In review, the book is a relevant contribution to the most recent literature on the security of the small states of the Gulf region. The author’s focus on Kuwait as a case study poses a contrast to the academic tendency toward the more assertive small states of Qatar and the UAE in the literature on the region, and allows for further intra-region comparison. Further, Lakshminarayanan’s attempt to develop a holistic view of Kuwait’s security as a small state reveals the importance of moving beyond the misleading dichotomies and hierarchies of domestic vs. external, hard power vs. soft power, amity vs. enmity in international relations.
Despite these merits, a number of reservations on theoretical, methodological and empirical fronts can be raised. Regarding the theoretical orientation of the book, Lakshminarayanan puts great emphasis on structural factors in documenting the security environment surrounding Kuwait as an inevitable given and presents its strategies as mere ‘responses’ to those factors. A more nuanced analysis would give more agency to Kuwait by seeking to understand how the foreign policy-making preferences of an oil-rich small state affects security structures.
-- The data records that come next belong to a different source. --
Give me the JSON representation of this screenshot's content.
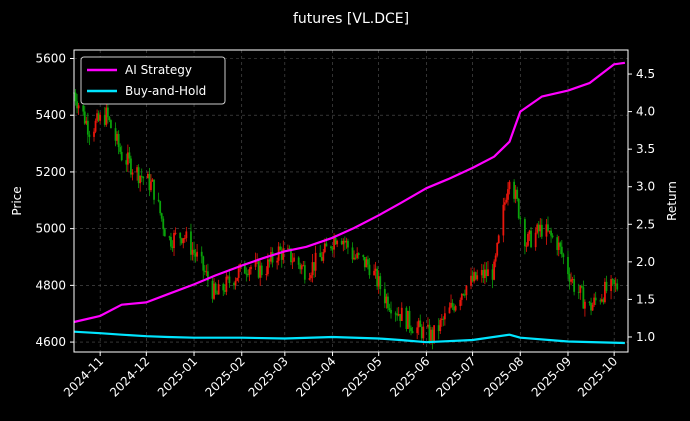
{
  "chart_data": {
    "type": "line",
    "title": "futures [VL.DCE]",
    "xlabel": "",
    "ylabel_left": "Price",
    "ylabel_right": "Return",
    "x_ticks": [
      "2024-11",
      "2024-12",
      "2025-01",
      "2025-02",
      "2025-03",
      "2025-04",
      "2025-05",
      "2025-06",
      "2025-07",
      "2025-08",
      "2025-09",
      "2025-10"
    ],
    "x_range": [
      "2024-10-15",
      "2025-10-10"
    ],
    "ylim_left": [
      4565,
      5630
    ],
    "yticks_left": [
      4600,
      4800,
      5000,
      5200,
      5400,
      5600
    ],
    "ylim_right": [
      0.8,
      4.82
    ],
    "yticks_right": [
      "1.0",
      "1.5",
      "2.0",
      "2.5",
      "3.0",
      "3.5",
      "4.0",
      "4.5"
    ],
    "grid": true,
    "legend": {
      "placement": "top-left",
      "entries": [
        "AI Strategy",
        "Buy-and-Hold"
      ]
    },
    "colors": {
      "ai": "#ff00ff",
      "bh": "#00e5ff",
      "up": "#e8160c",
      "down": "#0aa20a",
      "grid": "#555555",
      "bg": "#000000",
      "axis": "#ffffff"
    },
    "price_series": {
      "name": "VL.DCE close",
      "dates": [
        "2024-10-15",
        "2024-10-25",
        "2024-11-05",
        "2024-11-15",
        "2024-11-25",
        "2024-12-05",
        "2024-12-15",
        "2024-12-25",
        "2025-01-05",
        "2025-01-15",
        "2025-01-25",
        "2025-02-05",
        "2025-02-15",
        "2025-02-25",
        "2025-03-05",
        "2025-03-15",
        "2025-03-25",
        "2025-04-05",
        "2025-04-15",
        "2025-04-25",
        "2025-05-05",
        "2025-05-15",
        "2025-05-25",
        "2025-06-05",
        "2025-06-15",
        "2025-06-25",
        "2025-07-05",
        "2025-07-15",
        "2025-07-25",
        "2025-08-05",
        "2025-08-15",
        "2025-08-25",
        "2025-09-05",
        "2025-09-15",
        "2025-09-25",
        "2025-10-05"
      ],
      "values": [
        5480,
        5350,
        5400,
        5260,
        5200,
        5150,
        4960,
        4980,
        4880,
        4760,
        4820,
        4870,
        4850,
        4920,
        4900,
        4850,
        4900,
        4990,
        4900,
        4870,
        4760,
        4700,
        4650,
        4620,
        4700,
        4790,
        4830,
        4850,
        5200,
        4950,
        5000,
        4950,
        4800,
        4720,
        4780,
        4800
      ]
    },
    "series": [
      {
        "name": "AI Strategy",
        "x": [
          "2024-10-15",
          "2024-11-01",
          "2024-11-15",
          "2024-12-01",
          "2024-12-15",
          "2025-01-01",
          "2025-01-15",
          "2025-02-01",
          "2025-02-15",
          "2025-03-01",
          "2025-03-15",
          "2025-04-01",
          "2025-04-15",
          "2025-05-01",
          "2025-05-15",
          "2025-06-01",
          "2025-06-15",
          "2025-07-01",
          "2025-07-15",
          "2025-07-25",
          "2025-08-01",
          "2025-08-15",
          "2025-09-01",
          "2025-09-15",
          "2025-10-01",
          "2025-10-08"
        ],
        "values": [
          1.2,
          1.28,
          1.43,
          1.46,
          1.57,
          1.7,
          1.82,
          1.95,
          2.05,
          2.14,
          2.2,
          2.32,
          2.45,
          2.62,
          2.78,
          2.98,
          3.1,
          3.25,
          3.4,
          3.6,
          4.0,
          4.2,
          4.28,
          4.38,
          4.63,
          4.65
        ]
      },
      {
        "name": "Buy-and-Hold",
        "x": [
          "2024-10-15",
          "2024-11-01",
          "2024-11-15",
          "2024-12-01",
          "2024-12-15",
          "2025-01-01",
          "2025-02-01",
          "2025-03-01",
          "2025-04-01",
          "2025-05-01",
          "2025-05-15",
          "2025-06-01",
          "2025-07-01",
          "2025-07-25",
          "2025-08-01",
          "2025-09-01",
          "2025-10-08"
        ],
        "values": [
          1.07,
          1.05,
          1.03,
          1.01,
          1.0,
          0.99,
          0.99,
          0.98,
          1.0,
          0.98,
          0.96,
          0.93,
          0.96,
          1.03,
          0.99,
          0.94,
          0.92
        ]
      }
    ]
  }
}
Methodologically, the book adopts “an inductive, descriptive-analytical method” (p. 23), yet the author does not go any further in explaining her methodological foundations, methods of data collection or sources. It would be quite constructive and convenient to dedicate a brief section to methodology.
Empirically, the author relies heavily on secondary sources, namely books and journal articles, in supporting her arguments on the topic. Some descriptions of Kuwait’s own understanding of its security (constant fear of Iraqi attack (p. 47); obsession with siege mentality (p. 69); perpetual psyche of insecurity and fear (p. 106) would be further supported by primary sources, given the author’s first hand experiences and long-term presence in the country. Further, Lakshminarayananen gages very thinly with Kuwait’s foreign policy tools, sources, institutions, strategies and ‒ more importantly‒ their tangible impacts on its security. For instance, she argues, “Kuwait has successfully juggled ‘Dinar Diplomacy’ and capitalized on financial capabilities for political and security gains so as to win and influence friends and reduce enemies” (p. 102). Yet, for such a comprehensive generalization, more empirical support is required, given the fact that Kuwait was one of the major Gulf aid donors to Iraq in the 1980s, and that its aid to Yemen and Palestine fell short of winning friends in the face of Iraqi aggression toward Kuwait in 1990.
In conclusion, despite its shortcomings, Small Security Dilemma: Kuwait after 1991is worth reading to augment the scope of studies on security, small states and the Gulf region. Its compartmentalized approach to sources of small state insecurities (military, economic, social, political and environmental) and a holistic proposal to safeguard security is quite stimulating for further research. Finally, yet importantly, the clear and flowing language of the book provides an enjoyable and comprehensive reading for those who are interested in Kuwait’s security.